Tedaviye rağmen düşmeyen ateş, akciğer hasarının artışı ve laboratuvar değerlerinde bozukluk durumunda "sitokin fırtınası" tanısı konuluyor. En sık viral enfeksiyonlar sonucu gelişen bu tabloda, sitokin aşırı ve kontrolsüz şekilde salındığında, etrafında ne varsa yıkıyor, sağlam hücreleri de öldürüyor. Bağışıklık sistemi, kendi dokularını yok etmeye başlıyor.
Sağlık Bilimleri Üniversitesi (SBÜ) Gülhane Eğitim ve Araştırma Hastanesi Enfeksiyon Hastalıkları Uzmanı Doç. Dr. Ümit Savaşçı, AA muhabirine yaptığı açıklamada, geçen yıl aralık ayında ortaya çıkan ve tüm dünyayı etkilemeye devam eden Kovid-19 hastalığında, bağışıklık sisteminin rolünün her geçen gün daha iyi anlaşıldığını söyledi.
Savaşçı, özellikle ağır seyreden akut solunum yolu problemi yaşayan Kovid-19 hastalarında aniden ve çok yüksek miktarlarda proinflamatuar sitokinlerin salınımının gözlemlendiğini ve bu duruma "sitokin fırtınası" adı verildiğini aktardı.
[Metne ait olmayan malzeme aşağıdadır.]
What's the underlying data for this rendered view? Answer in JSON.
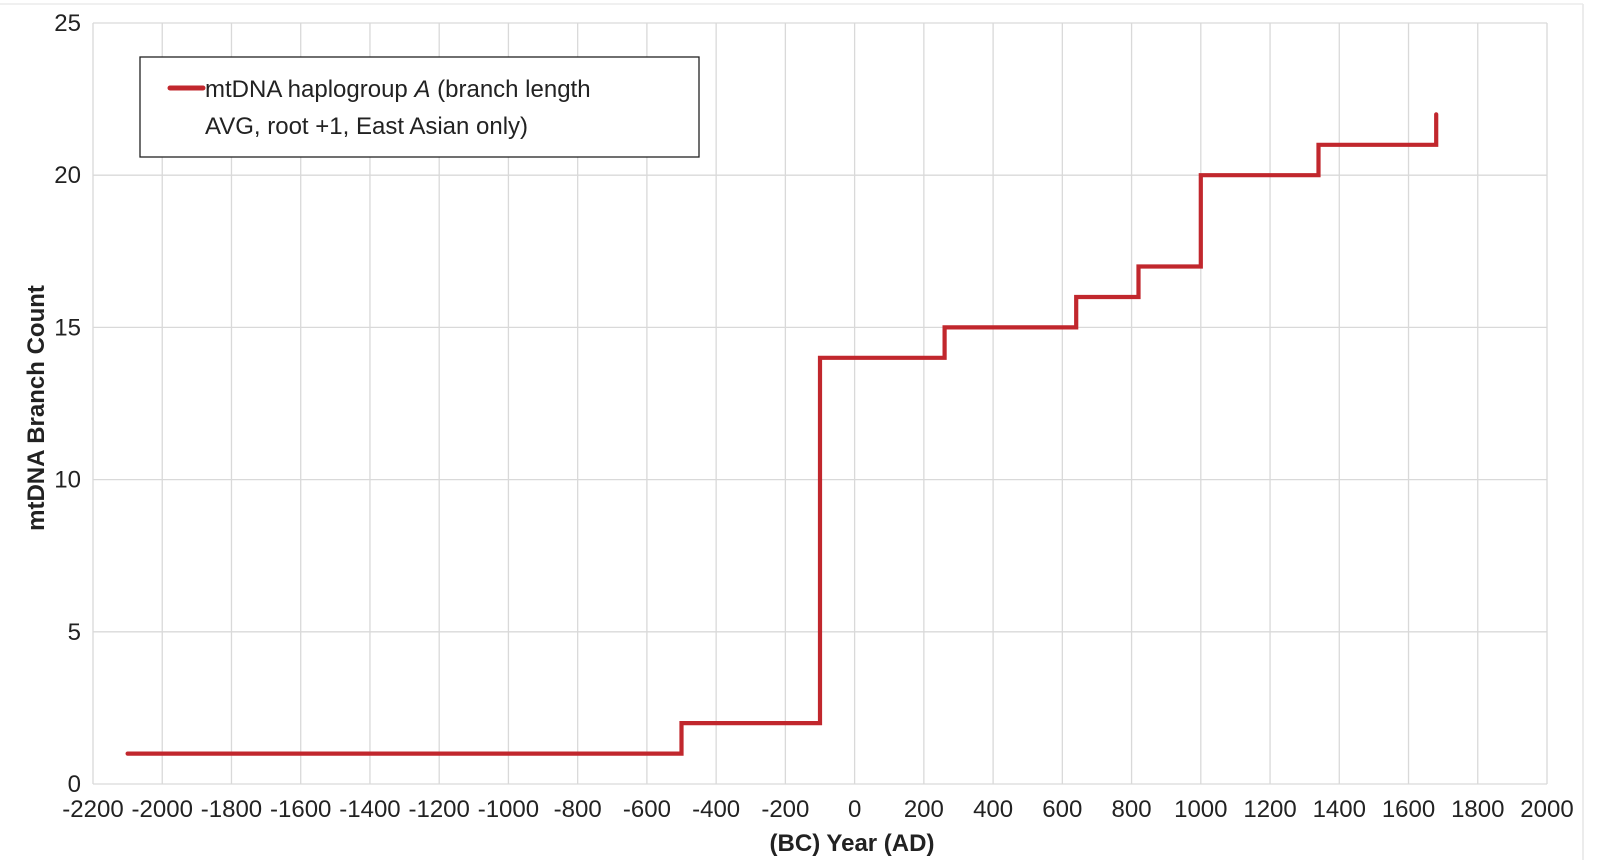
{
  "chart_data": {
    "type": "line",
    "step": true,
    "xlabel": "(BC) Year (AD)",
    "ylabel": "mtDNA Branch Count",
    "xlim": [
      -2200,
      2000
    ],
    "ylim": [
      0,
      25
    ],
    "xticks": [
      -2200,
      -2000,
      -1800,
      -1600,
      -1400,
      -1200,
      -1000,
      -800,
      -600,
      -400,
      -200,
      0,
      200,
      400,
      600,
      800,
      1000,
      1200,
      1400,
      1600,
      1800,
      2000
    ],
    "yticks": [
      0,
      5,
      10,
      15,
      20,
      25
    ],
    "grid": true,
    "legend_position": "top-left",
    "series": [
      {
        "name_parts": [
          "mtDNA haplogroup ",
          "A",
          " (branch length",
          "AVG, root +1, East Asian only)"
        ],
        "color": "#c1272d",
        "x": [
          -2100,
          -500,
          -100,
          260,
          640,
          820,
          1000,
          1340,
          1680,
          1680
        ],
        "y": [
          1,
          2,
          14,
          15,
          16,
          17,
          20,
          21,
          21,
          22
        ]
      }
    ]
  }
}
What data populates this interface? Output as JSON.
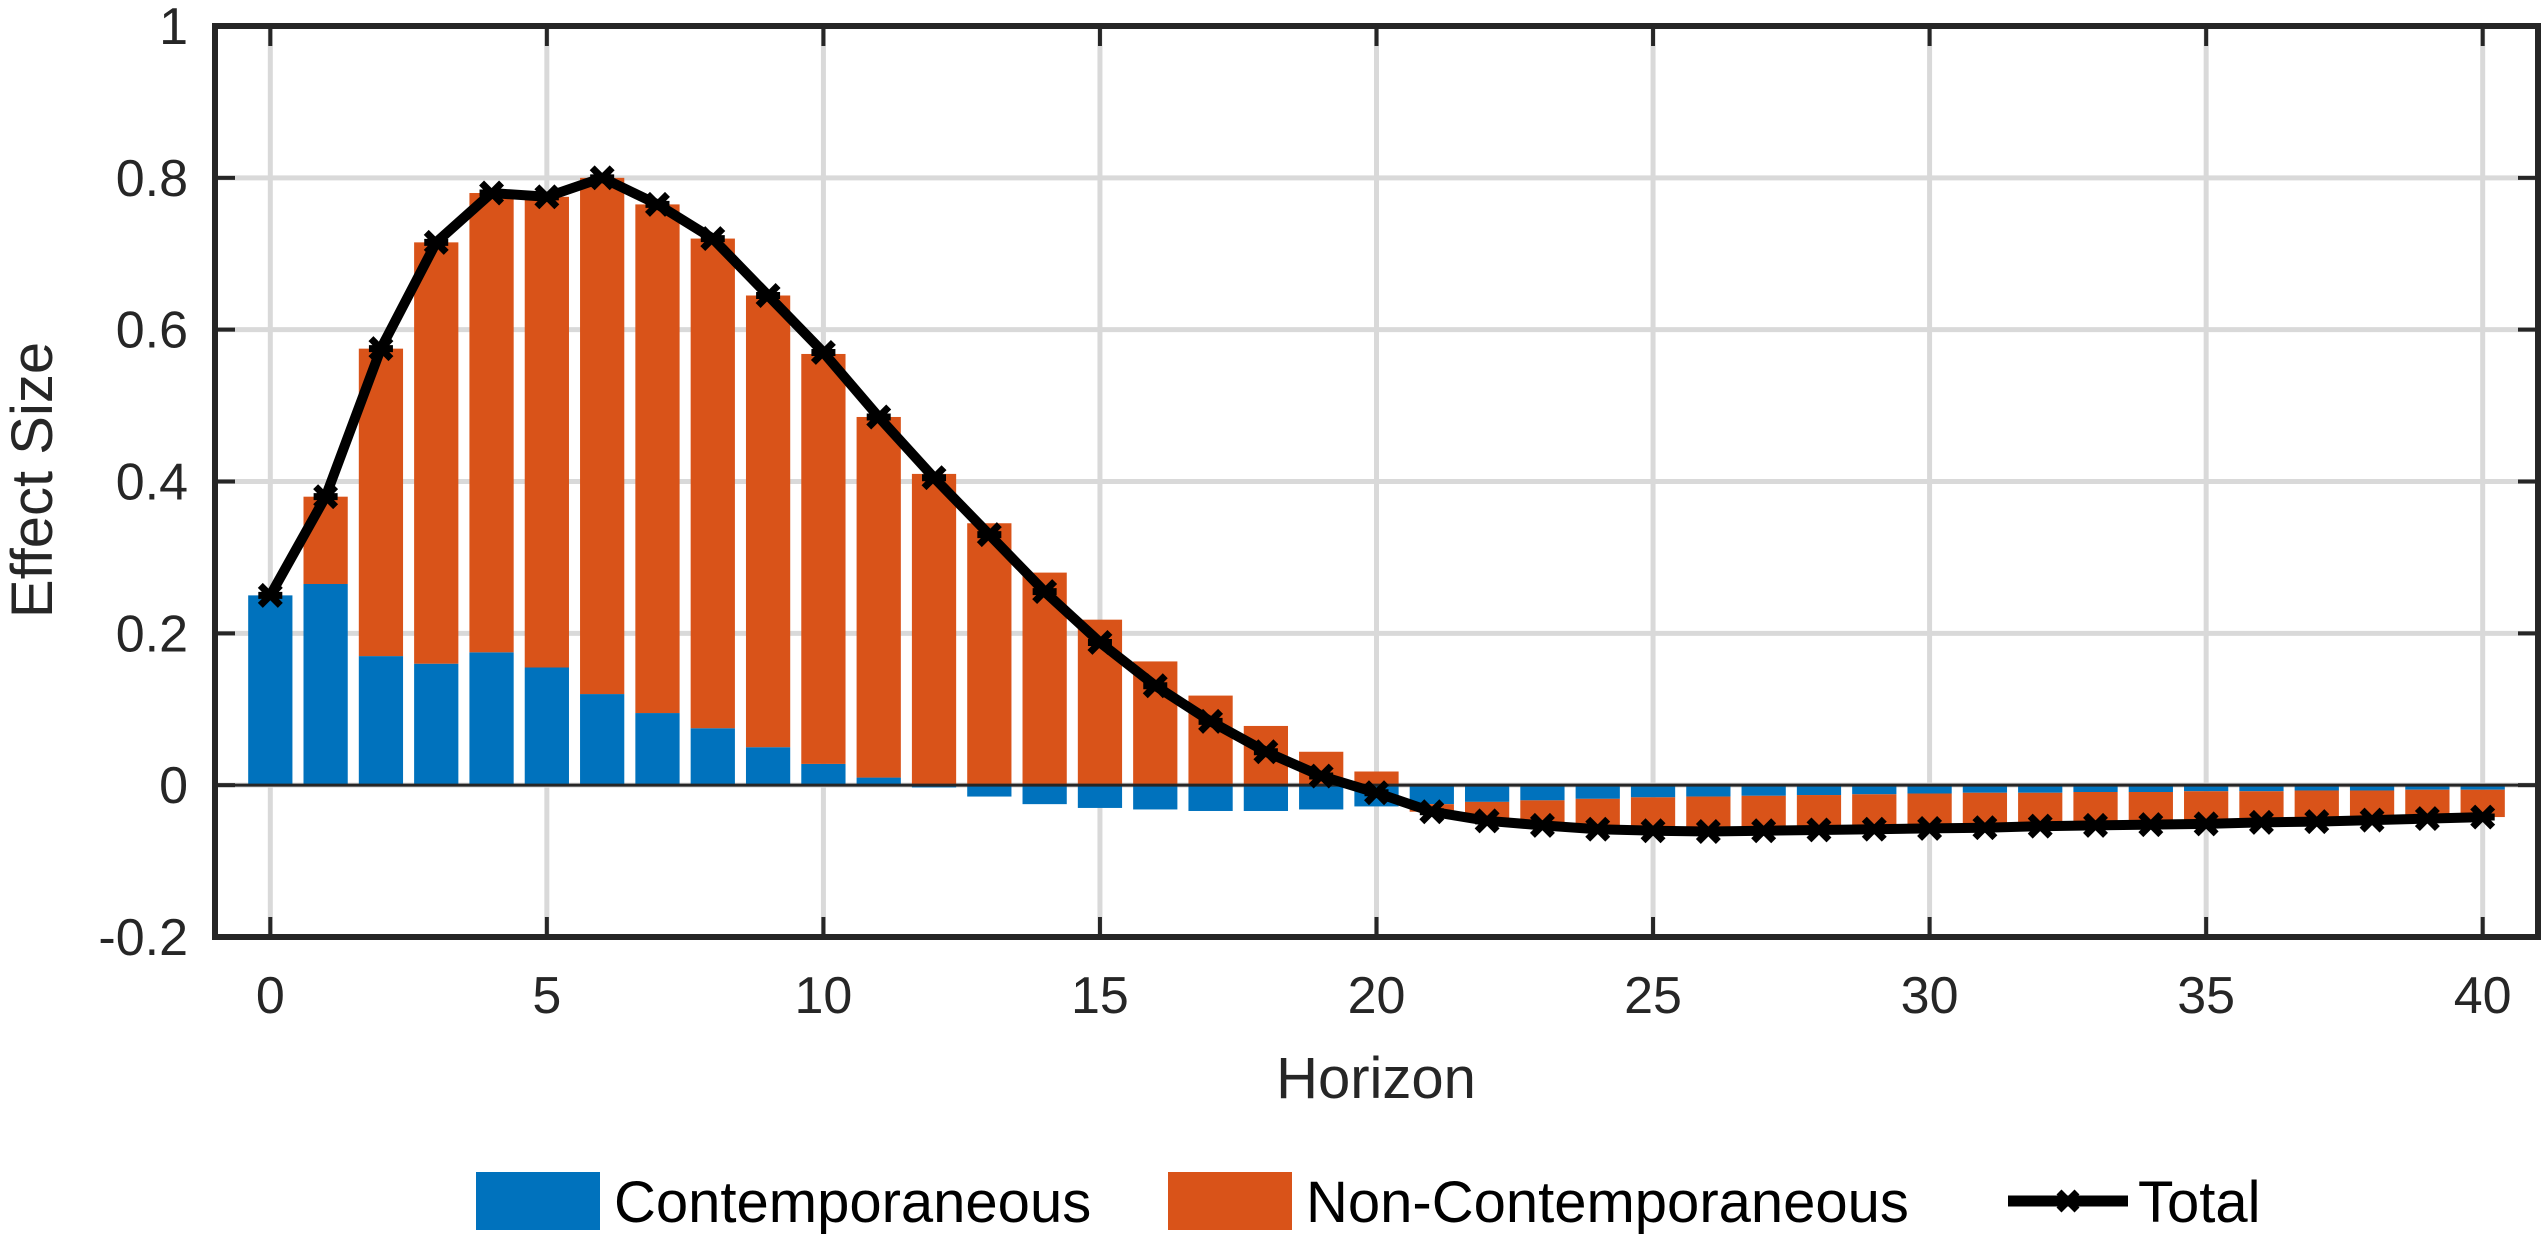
{
  "chart_data": {
    "type": "bar",
    "stacked": true,
    "xlabel": "Horizon",
    "ylabel": "Effect Size",
    "xlim": [
      -1,
      41
    ],
    "ylim": [
      -0.2,
      1
    ],
    "xticks": [
      0,
      5,
      10,
      15,
      20,
      25,
      30,
      35,
      40
    ],
    "xtick_labels": [
      "0",
      "5",
      "10",
      "15",
      "20",
      "25",
      "30",
      "35",
      "40"
    ],
    "yticks": [
      -0.2,
      0,
      0.2,
      0.4,
      0.6,
      0.8,
      1
    ],
    "ytick_labels": [
      "-0.2",
      "0",
      "0.2",
      "0.4",
      "0.6",
      "0.8",
      "1"
    ],
    "grid": true,
    "legend_position": "bottom",
    "x": [
      0,
      1,
      2,
      3,
      4,
      5,
      6,
      7,
      8,
      9,
      10,
      11,
      12,
      13,
      14,
      15,
      16,
      17,
      18,
      19,
      20,
      21,
      22,
      23,
      24,
      25,
      26,
      27,
      28,
      29,
      30,
      31,
      32,
      33,
      34,
      35,
      36,
      37,
      38,
      39,
      40
    ],
    "series": [
      {
        "name": "Contemporaneous",
        "kind": "bar",
        "color": "#0072BD",
        "values": [
          0.25,
          0.265,
          0.17,
          0.16,
          0.175,
          0.155,
          0.12,
          0.095,
          0.075,
          0.05,
          0.028,
          0.01,
          -0.003,
          -0.015,
          -0.025,
          -0.03,
          -0.032,
          -0.034,
          -0.034,
          -0.032,
          -0.028,
          -0.025,
          -0.022,
          -0.02,
          -0.018,
          -0.016,
          -0.015,
          -0.014,
          -0.013,
          -0.012,
          -0.011,
          -0.01,
          -0.01,
          -0.009,
          -0.009,
          -0.008,
          -0.008,
          -0.007,
          -0.007,
          -0.006,
          -0.006
        ]
      },
      {
        "name": "Non-Contemporaneous",
        "kind": "bar",
        "color": "#D95319",
        "values": [
          0,
          0.115,
          0.405,
          0.555,
          0.605,
          0.62,
          0.68,
          0.67,
          0.645,
          0.595,
          0.54,
          0.475,
          0.41,
          0.345,
          0.28,
          0.218,
          0.163,
          0.118,
          0.078,
          0.044,
          0.018,
          -0.01,
          -0.025,
          -0.033,
          -0.04,
          -0.044,
          -0.046,
          -0.046,
          -0.046,
          -0.046,
          -0.046,
          -0.046,
          -0.044,
          -0.044,
          -0.043,
          -0.043,
          -0.041,
          -0.041,
          -0.039,
          -0.038,
          -0.036
        ]
      },
      {
        "name": "Total",
        "kind": "line",
        "color": "#000000",
        "values": [
          0.25,
          0.38,
          0.575,
          0.715,
          0.78,
          0.775,
          0.8,
          0.765,
          0.72,
          0.645,
          0.57,
          0.485,
          0.405,
          0.33,
          0.255,
          0.188,
          0.131,
          0.084,
          0.044,
          0.012,
          -0.01,
          -0.035,
          -0.047,
          -0.053,
          -0.058,
          -0.06,
          -0.061,
          -0.06,
          -0.059,
          -0.058,
          -0.057,
          -0.056,
          -0.054,
          -0.053,
          -0.052,
          -0.051,
          -0.049,
          -0.048,
          -0.046,
          -0.044,
          -0.042
        ]
      }
    ]
  }
}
Doç. Dr. Savaşçı, sitokin fırtınasının en sık, viral enfeksiyonlar sonucu geliştiğini belirterek, "Vücutta görülen hastalıkların hemen hemen hepsinde immün sistemin iyi ya da kötü yönü var. İmmün sistem her zaman iyi yönde çalışmayıp bazen kendi bünyesine de zarar verebiliyor. Bu aşamada vücudun bağışıklığı yabancı proteinleri görür ve uyarılarak bunları yok etmeye çalışır. Eğer bunlara normal dozda bir yanıt veriyorsa onu yok eder. Bazen doğal bağışıklık yok edemez, o zaman onlara özgü birtakım silahlar üretir. Biz bunlara sitokin adını veriyoruz." ifadelerini kullandı.
"Bağışıklık sisteminin dosttan düşmana dönüştüğü an, Sitokin Fırtınası"
Sitokinlerin, bağışıklık sistemi hücreleri tarafından salınan küçük moleküler ağırlıklı, çözünür proteinler olduğunu, hücreler arası etkileşim ve iletişimi sağladıklarını dile getiren Savaşçı, şu bilgileri paylaştı:
"Bu sitokinler kontrol edilmek zorundadır. Bunlar eğer kontrolsüz salgılanırsa bu sefer aşırı reaksiyonlar ortaya çıkabilir. Bunlar aşırı ve kontrolsüz şekilde salındığında, etrafında ne varsa yıkıp çevredeki sağlam hücreleri de öldürür. Bağışıklık sisteminiz tamamen kendi dokularınızı yok etmeye başlıyor. Bu durdurulamaz sel, bir felaket gibi kendini kötü bir noktaya götürüyor. Bu durum ölüm ve yıkıcı hasarların artışına neden olmaktadır.
Tedaviye rağmen düşmeyen ateş, akciğer hasarının artışı ve laboratuvar değerlerinde bozukluk durumunda 'sitokin fırtınası' tanısı konulur. Sitokin fırtınasının tedavisine yönelik başarılı yaklaşımların, ağır Kovid-19 hastalarının iyileşmesinde ve yaşamasında çok önemli olacağı düşünülmektedir. Kortikosteroid ve tosilizumab gibi ilaçların kullanılmasıyla bir umut olarak bu yıkıcı fırtına durdurulmaya çalışılmaktadır."